Controlling, Eliminating NTDs 'Surest Way To Maximize Impact Of Global Strategy' For Women, Girls
"Some of the world's most glaring health problems affecting impoverished girls and women are also some of the easiest to address. The fact that we consistently fail to do so is puzzling," Peter Hotez, president of the Sabin Vaccine Institute, writes in a Los Angeles Times opinion piece that examines the toll of neglected tropical diseases on women in developing countries and the inexpensive therapies available to treat them. "Today, it is possible to deliver medicines for the most common neglected tropical diseases including not just hookworm and schistosomiasis but elephantiasis, river blindness and trachoma with just one annual dose. Success in combating the diseases can be achieved for less than $1 a patient annually," Hotez writes.
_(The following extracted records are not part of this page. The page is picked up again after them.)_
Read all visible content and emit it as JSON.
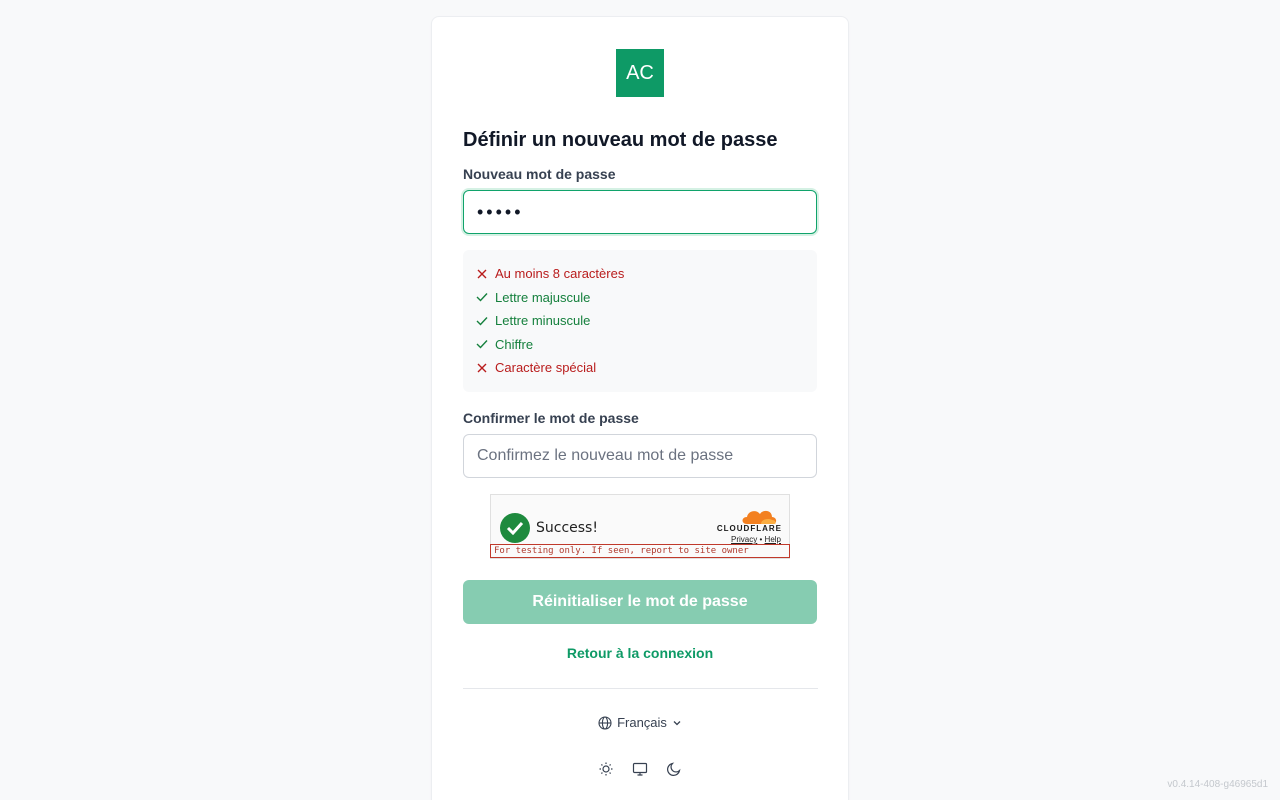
{
  "logo": {
    "text": "AC",
    "color": "#0e9a66"
  },
  "title": "Définir un nouveau mot de passe",
  "new_password": {
    "label": "Nouveau mot de passe",
    "value": "•••••"
  },
  "requirements": [
    {
      "text": "Au moins 8 caractères",
      "met": false
    },
    {
      "text": "Lettre majuscule",
      "met": true
    },
    {
      "text": "Lettre minuscule",
      "met": true
    },
    {
      "text": "Chiffre",
      "met": true
    },
    {
      "text": "Caractère spécial",
      "met": false
    }
  ],
  "confirm_password": {
    "label": "Confirmer le mot de passe",
    "placeholder": "Confirmez le nouveau mot de passe"
  },
  "captcha": {
    "status": "Success!",
    "brand": "CLOUDFLARE",
    "privacy": "Privacy",
    "separator": "•",
    "help": "Help",
    "testing_notice": "For testing only. If seen, report to site owner"
  },
  "submit_label": "Réinitialiser le mot de passe",
  "back_link": "Retour à la connexion",
  "language": {
    "selected": "Français",
    "icon": "globe-icon"
  },
  "theme_icons": [
    "sun-icon",
    "monitor-icon",
    "moon-icon"
  ],
  "version": "v0.4.14-408-g46965d1",
  "colors": {
    "accent": "#0e9a66",
    "button_disabled": "#86ccb1",
    "error": "#b91c1c",
    "success": "#15803d"
  }
}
Although "there are finally some signs of hope" in efforts to fight neglected tropical diseases, Hotez writes, "we are still falling short. "The U.N. summit gave short shrift to funding neglected tropical diseases, which would dramatically improve pregnancy outcomes and child health, and at a tiny fraction of the cost of many of the things being proposed by the Global Strategy [for Women's and Children's Health]." He concludes, "Controlling and eliminating neglected tropical diseases is one of the most effective and cost-efficient humanitarian interventions available today. It is also the surest way to maximize the impact of the new Global Strategy to address the plight of girls and women" (12/12).